7. Installazione dell’aria condizionata nelle prigioni, e in particolare in quelle di Megiddo e
Gilboa;

8. Ripristino delle cucine in tutte le prigioni, sotto la supervisione dei detenuti palestinesi.

9. Permesso per i detenuti di avere libri, giornali, indumenti e cibo.

10. Fine della politica di isolamento.

11. Fine della politica di detenzione amministrativa.

12. Permesso di studiare all’Università Aperta di Israele.

13. Permesso di tenere gli esami di maturità (Tawjihi) in modo ufficiale e condiviso.

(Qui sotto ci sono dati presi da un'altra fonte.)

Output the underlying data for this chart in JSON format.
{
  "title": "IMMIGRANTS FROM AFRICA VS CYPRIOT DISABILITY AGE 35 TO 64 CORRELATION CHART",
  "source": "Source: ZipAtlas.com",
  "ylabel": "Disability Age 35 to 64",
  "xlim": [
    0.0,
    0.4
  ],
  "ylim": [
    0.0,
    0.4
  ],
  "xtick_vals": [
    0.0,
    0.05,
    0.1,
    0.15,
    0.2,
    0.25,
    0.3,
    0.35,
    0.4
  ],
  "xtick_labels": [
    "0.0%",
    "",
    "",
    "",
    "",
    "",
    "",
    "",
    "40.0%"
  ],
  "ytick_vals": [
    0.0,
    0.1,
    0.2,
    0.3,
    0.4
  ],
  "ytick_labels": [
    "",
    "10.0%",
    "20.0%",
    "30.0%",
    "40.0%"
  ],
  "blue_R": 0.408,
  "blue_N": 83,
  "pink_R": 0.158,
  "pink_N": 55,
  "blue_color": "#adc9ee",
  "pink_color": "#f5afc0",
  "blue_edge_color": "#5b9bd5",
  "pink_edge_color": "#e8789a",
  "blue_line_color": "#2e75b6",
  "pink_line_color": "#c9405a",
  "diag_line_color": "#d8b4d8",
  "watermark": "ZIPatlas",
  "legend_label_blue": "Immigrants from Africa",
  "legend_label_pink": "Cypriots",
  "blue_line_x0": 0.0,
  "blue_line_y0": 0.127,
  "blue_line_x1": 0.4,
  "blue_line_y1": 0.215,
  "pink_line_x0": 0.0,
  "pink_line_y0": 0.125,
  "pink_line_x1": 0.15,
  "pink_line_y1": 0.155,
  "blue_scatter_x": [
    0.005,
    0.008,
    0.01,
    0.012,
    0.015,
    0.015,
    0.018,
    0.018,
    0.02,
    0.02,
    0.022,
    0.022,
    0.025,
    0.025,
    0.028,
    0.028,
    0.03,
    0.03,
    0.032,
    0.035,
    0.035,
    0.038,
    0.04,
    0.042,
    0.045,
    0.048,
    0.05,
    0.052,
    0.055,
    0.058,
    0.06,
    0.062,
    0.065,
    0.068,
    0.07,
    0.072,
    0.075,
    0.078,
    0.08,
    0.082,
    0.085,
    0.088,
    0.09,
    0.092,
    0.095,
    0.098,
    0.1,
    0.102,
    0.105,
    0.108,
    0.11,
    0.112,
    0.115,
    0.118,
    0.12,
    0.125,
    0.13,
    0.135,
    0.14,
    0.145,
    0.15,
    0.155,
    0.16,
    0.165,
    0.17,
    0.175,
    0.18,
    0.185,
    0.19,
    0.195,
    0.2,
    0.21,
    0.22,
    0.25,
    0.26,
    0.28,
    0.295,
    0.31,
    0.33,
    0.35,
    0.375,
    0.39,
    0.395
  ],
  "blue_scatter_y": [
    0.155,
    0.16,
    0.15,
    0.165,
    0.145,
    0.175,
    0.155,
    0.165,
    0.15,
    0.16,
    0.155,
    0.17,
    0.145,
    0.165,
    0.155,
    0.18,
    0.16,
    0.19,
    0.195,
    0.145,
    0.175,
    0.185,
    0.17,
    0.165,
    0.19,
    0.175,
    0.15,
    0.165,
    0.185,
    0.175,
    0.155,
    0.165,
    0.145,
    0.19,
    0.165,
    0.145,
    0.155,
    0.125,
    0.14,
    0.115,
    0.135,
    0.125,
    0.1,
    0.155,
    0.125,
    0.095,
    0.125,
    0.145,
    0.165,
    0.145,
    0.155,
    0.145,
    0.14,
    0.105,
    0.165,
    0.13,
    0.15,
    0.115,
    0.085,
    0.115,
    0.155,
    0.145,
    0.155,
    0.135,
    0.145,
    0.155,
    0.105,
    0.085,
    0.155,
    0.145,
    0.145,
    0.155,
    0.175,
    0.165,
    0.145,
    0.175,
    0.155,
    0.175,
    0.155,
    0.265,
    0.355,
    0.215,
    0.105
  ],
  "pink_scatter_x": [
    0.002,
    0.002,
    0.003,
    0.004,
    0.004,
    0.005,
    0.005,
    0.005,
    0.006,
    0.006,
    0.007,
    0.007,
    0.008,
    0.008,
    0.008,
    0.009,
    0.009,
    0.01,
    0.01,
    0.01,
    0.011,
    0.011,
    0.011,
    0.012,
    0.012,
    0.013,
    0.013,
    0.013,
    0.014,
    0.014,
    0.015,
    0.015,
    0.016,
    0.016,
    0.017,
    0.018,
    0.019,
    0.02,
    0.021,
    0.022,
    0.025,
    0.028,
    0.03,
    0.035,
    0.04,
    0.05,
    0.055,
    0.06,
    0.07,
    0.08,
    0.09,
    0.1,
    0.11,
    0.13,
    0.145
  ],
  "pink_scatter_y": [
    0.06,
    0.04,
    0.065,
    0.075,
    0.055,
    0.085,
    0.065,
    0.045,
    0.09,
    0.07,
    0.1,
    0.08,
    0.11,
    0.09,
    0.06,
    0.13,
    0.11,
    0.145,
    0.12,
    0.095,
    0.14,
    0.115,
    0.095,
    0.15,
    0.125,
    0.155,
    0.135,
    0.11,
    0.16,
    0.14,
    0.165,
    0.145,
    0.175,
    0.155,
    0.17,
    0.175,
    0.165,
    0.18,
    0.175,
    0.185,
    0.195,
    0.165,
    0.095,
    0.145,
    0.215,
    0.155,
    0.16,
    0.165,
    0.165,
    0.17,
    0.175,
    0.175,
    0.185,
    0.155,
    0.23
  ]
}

Le violazioni dei Diritti Umani

Il sistema giudiziario israeliano è illegittimo e viola il diritto internazionale, condannando praticamente
ogni palestinese che viene arrestato dalle forze di occupazione, compresi minori, difensori dei diritti
umani, parlamentari, accademici, leader politici, manifestanti, semplici spettatori, familiari di
prigionieri e militanti a cui viene applicata la cosiddetta “detenzione amministrativa”, cioè la
carcerazione senza accuse e senza processo, basata su prove segrete.
I tribunali israeliani sono strumenti dell’occupazione e non organismi per l’attuazione della giustizia.
Con tutti i partiti politici considerati illegali per ordine militare, ai cittadini palestinesi non è permessa
alcuna forma di partecipazione e vengono di fatto criminalizzati per qualsiasi tipo di resistenza, anche
pacifica, all’occupazione illegale israeliana. Per questo, la questione dei prigionieri trascende quella
dei diritti umani individuali, investendo i diritti collettivi di un intero popolo, che continua ad essere
privato del proprio diritto all’autodeterminazione e alla sovranità, su cui si fonda il diritto
internazionale.
Israele ha trasferito forzosamente prigionieri palestinesi entro carceri israeliane che si trovano al di
fuori del territorio occupato, contravvenendo alla Quarta Convenzione di Ginevra.
I prigionieri palestinesi vengono privati dei loro più fondamentali diritti e sottoposti a diverse forme
di tortura. Queste violazioni sono equivalenti a crimini di guerra e a crimini contro l’umanità, come
previsto dalla Statuto di Roma della Corte Penale Internazionale.